Given an array of intervals where intervals[i] = [start i, end i], merge all overlapping intervals, and return an array of the non-overlapping intervals that cover all the intervals in the input.
- Brute force.
- sort the intervals by start time.(NlogN Time)
- for every interval i, check if it overlaps with any interval j.
- if it does, merge the two intervals.
- if it doesn't, add it to the result.
- Check for invalid case.
- Sort the intervals by start time.
- Take first pair of interval.
- iterate over intervals and check if they overlap or not.
- if they overlap, then change temp pair to
max(temp[1],x[1]). - else push temp pair to result and change temp pair to x.
class Solution{
public:
vector<vector<int>> merge(vector<vector<int>> &intervals){
int n = intervals.size();
vector<vector<int>> ans;
if (n == 0) return ans;
sort(intervals.begin(), intervals.end());
vector<int> temp = intervals[0]; // first pair
for (auto &x : intervals){
if (temp[1] >= x[0]){
temp[1] = max(temp[1], x[1]);
}
else{
ans.push_back(temp);
temp = x;
}
}
ans.push_back(temp);
return ans;
}
};- If we not consider the vector ans, which we have to return this problem can be solved without using temp vector.

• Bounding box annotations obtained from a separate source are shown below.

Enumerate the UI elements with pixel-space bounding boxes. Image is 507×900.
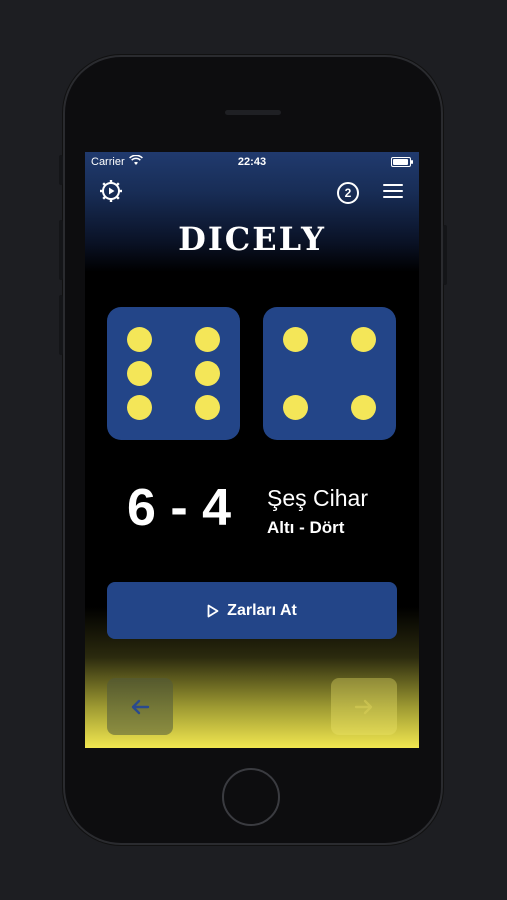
side-button-power [443, 225, 447, 285]
roll-dice-button[interactable]: Zarları At [107, 582, 397, 639]
roll-words: Altı - Dört [267, 518, 345, 537]
home-button[interactable] [222, 768, 280, 826]
play-icon [207, 604, 219, 617]
die-pip [195, 327, 220, 352]
app-logo: DICELY [178, 220, 326, 258]
die-pip [195, 361, 220, 386]
roll-dice-label: Zarları At [227, 601, 297, 619]
die-pip [127, 395, 152, 420]
die-pip [283, 395, 308, 420]
hamburger-icon[interactable] [383, 184, 403, 198]
roll-score: 6 - 4 [127, 479, 232, 537]
die-left[interactable] [107, 307, 240, 440]
die-pip [195, 395, 220, 420]
side-button-volume-down [59, 295, 63, 355]
die-right[interactable] [263, 307, 396, 440]
die-pip [351, 395, 376, 420]
die-pip [127, 327, 152, 352]
app-screen: Carrier 22:43 2 DICELY 6 - 4 Şeş Cihar A… [85, 152, 419, 748]
back-button[interactable] [107, 678, 173, 735]
die-pip [283, 327, 308, 352]
forward-button[interactable] [331, 678, 397, 735]
battery-icon [391, 157, 413, 167]
arrow-left-icon [131, 699, 150, 714]
count-badge-button[interactable]: 2 [337, 182, 359, 204]
side-button-volume-up [59, 220, 63, 280]
status-bar: Carrier 22:43 [85, 152, 419, 172]
die-pip [127, 361, 152, 386]
die-pip [351, 327, 376, 352]
side-button-mute [59, 155, 63, 185]
arrow-right-icon [354, 699, 373, 714]
clock-time: 22:43 [237, 156, 267, 168]
settings-gear-icon[interactable] [99, 179, 123, 203]
phone-speaker [225, 110, 281, 115]
roll-name: Şeş Cihar [267, 485, 368, 511]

- We can simply use vector.back and do the operations on it.
class Solution{
public:
vector<vector<int>> merge(vector<vector<int>> &intervals){
int n = intervals.size();
if (n <= 1) return intervals;
sort(intervals.begin(), intervals.end());
vector<vector<int>> ans;
ans.push_back(intervals[0]);
for (int i = 1; i < n; i++){
if (ans.back()[1] >= intervals[i][0])
ans.back()[1] = max(ans.back()[1], intervals[i][1]);
else
ans.push_back(intervals[i]);
}
return ans;
}
};